Many a power of mind must be exercised which, as yet, has had little opportunity to try its flight; judgment and discretion in a thousand things are needful; one must think and act far more for oneself; self-denial must be learnt; oh so much has to be done!  As a child, the education of the mind was more in other hands, but now the education of mind and heart is confided to one’s own care, and there will be an account to give of how this has been performed. 

One’s spirit is a precious diamond; the rougher cutting work has been done by other hands, now one must undertake its further beautifying oneself, the polishing and grinding needs care and diligence and attention, and if neglected how shall we find an excuse with the great Master Jeweller, who had given the costly stone into our care? 

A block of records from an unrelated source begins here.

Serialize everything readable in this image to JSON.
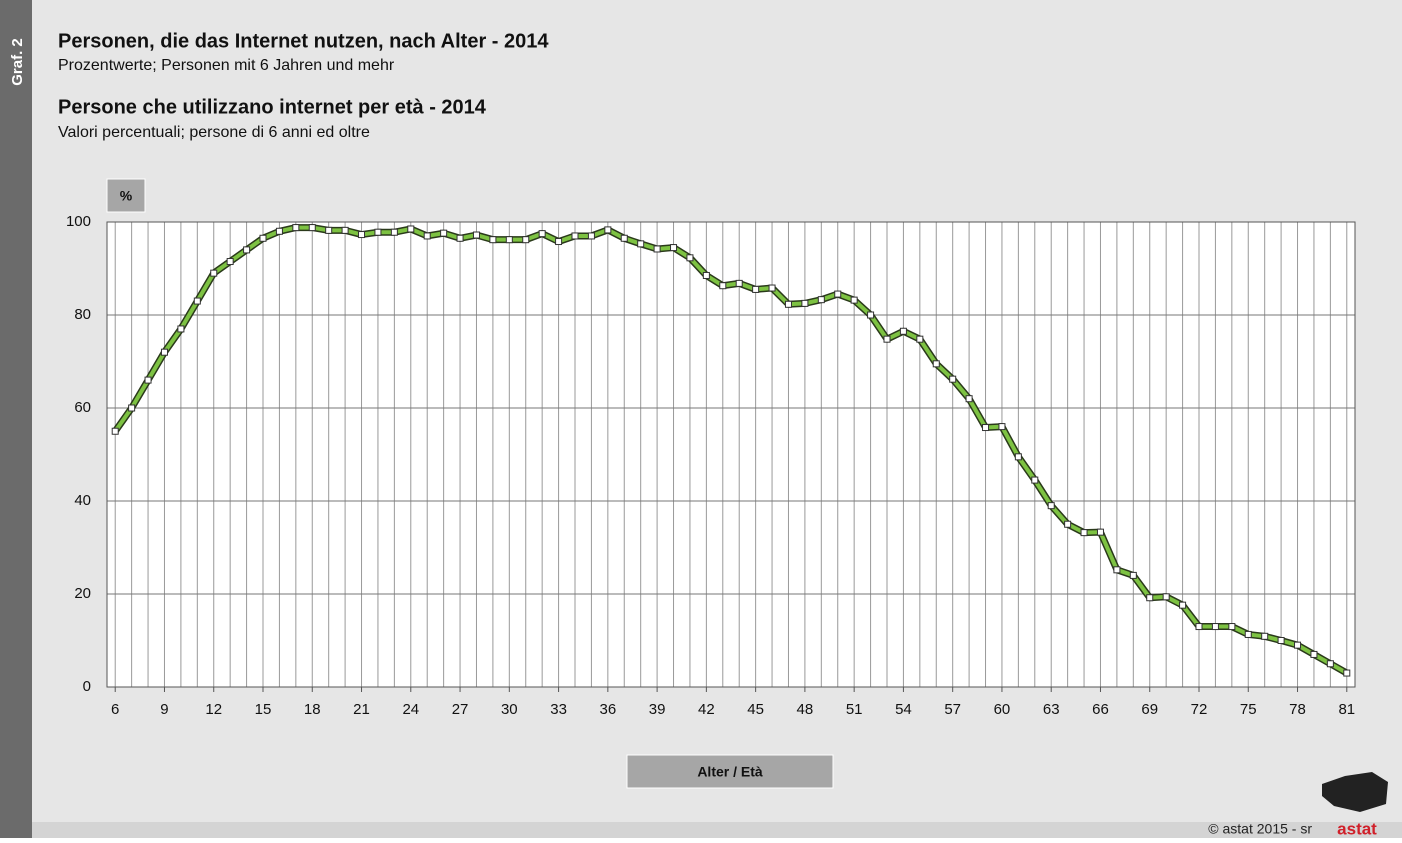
{
  "chart_data": {
    "type": "line",
    "label": "Graf. 2",
    "title": "Personen, die das Internet nutzen, nach Alter - 2014",
    "subtitle": "Prozentwerte; Personen mit 6 Jahren und mehr",
    "title2": "Persone che utilizzano internet per età - 2014",
    "subtitle2": "Valori percentuali; persone di 6 anni ed oltre",
    "ylabel": "%",
    "xlabel": "Alter / Età",
    "credit": "© astat 2015 - sr",
    "logo": "astat",
    "x": [
      6,
      7,
      8,
      9,
      10,
      11,
      12,
      13,
      14,
      15,
      16,
      17,
      18,
      19,
      20,
      21,
      22,
      23,
      24,
      25,
      26,
      27,
      28,
      29,
      30,
      31,
      32,
      33,
      34,
      35,
      36,
      37,
      38,
      39,
      40,
      41,
      42,
      43,
      44,
      45,
      46,
      47,
      48,
      49,
      50,
      51,
      52,
      53,
      54,
      55,
      56,
      57,
      58,
      59,
      60,
      61,
      62,
      63,
      64,
      65,
      66,
      67,
      68,
      69,
      70,
      71,
      72,
      73,
      74,
      75,
      76,
      77,
      78,
      79,
      80,
      81
    ],
    "series": [
      {
        "color": "#7dc242",
        "values": [
          55,
          60,
          66,
          72,
          77,
          83,
          89,
          91.5,
          94,
          96.5,
          98,
          98.8,
          98.8,
          98.2,
          98.2,
          97.3,
          97.8,
          97.8,
          98.5,
          97,
          97.6,
          96.5,
          97.2,
          96.2,
          96.2,
          96.2,
          97.5,
          95.8,
          97,
          97,
          98.3,
          96.5,
          95.3,
          94.2,
          94.5,
          92.3,
          88.5,
          86.3,
          86.8,
          85.5,
          85.8,
          82.3,
          82.5,
          83.3,
          84.5,
          83.2,
          80,
          74.8,
          76.5,
          74.8,
          69.5,
          66.2,
          62,
          55.8,
          56,
          49.5,
          44.5,
          39,
          35,
          33.2,
          33.3,
          25.2,
          24,
          19.2,
          19.4,
          17.6,
          13,
          13,
          13,
          11.3,
          10.9,
          10,
          9,
          7,
          5,
          3
        ]
      }
    ],
    "xlim": [
      5.5,
      81.5
    ],
    "xticks": [
      6,
      9,
      12,
      15,
      18,
      21,
      24,
      27,
      30,
      33,
      36,
      39,
      42,
      45,
      48,
      51,
      54,
      57,
      60,
      63,
      66,
      69,
      72,
      75,
      78,
      81
    ],
    "ylim": [
      0,
      100
    ],
    "yticks": [
      0,
      20,
      40,
      60,
      80,
      100
    ],
    "grid": true
  }
}
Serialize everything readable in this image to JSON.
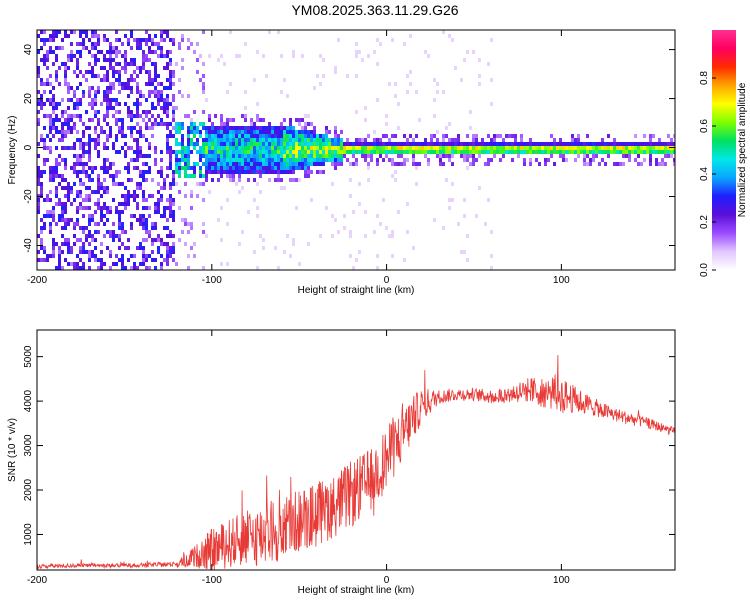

Now a different place in life, in society, and in one’s own family must be occupied; more is expected from one, many a little burden from which the child is exempt must now be taken up voluntarily.  Then the past years, as memory brings the long panarama slowly, one picture after another, before one’s view, how spotted, how defiled are even the fairest of these scenes; every year having brought new guilt to be mourned over! 

But thankfulness must not be forgotten amid the whirl of conflicting feelings and thoughts, not drops but rich full measure of happiness filled my cup, at least through the greater part of this time; and many blessings which till now I have scarcely been aware of, ought to make me very grateful to Him, who does indeed let His sun shine on the most unthankful and evil.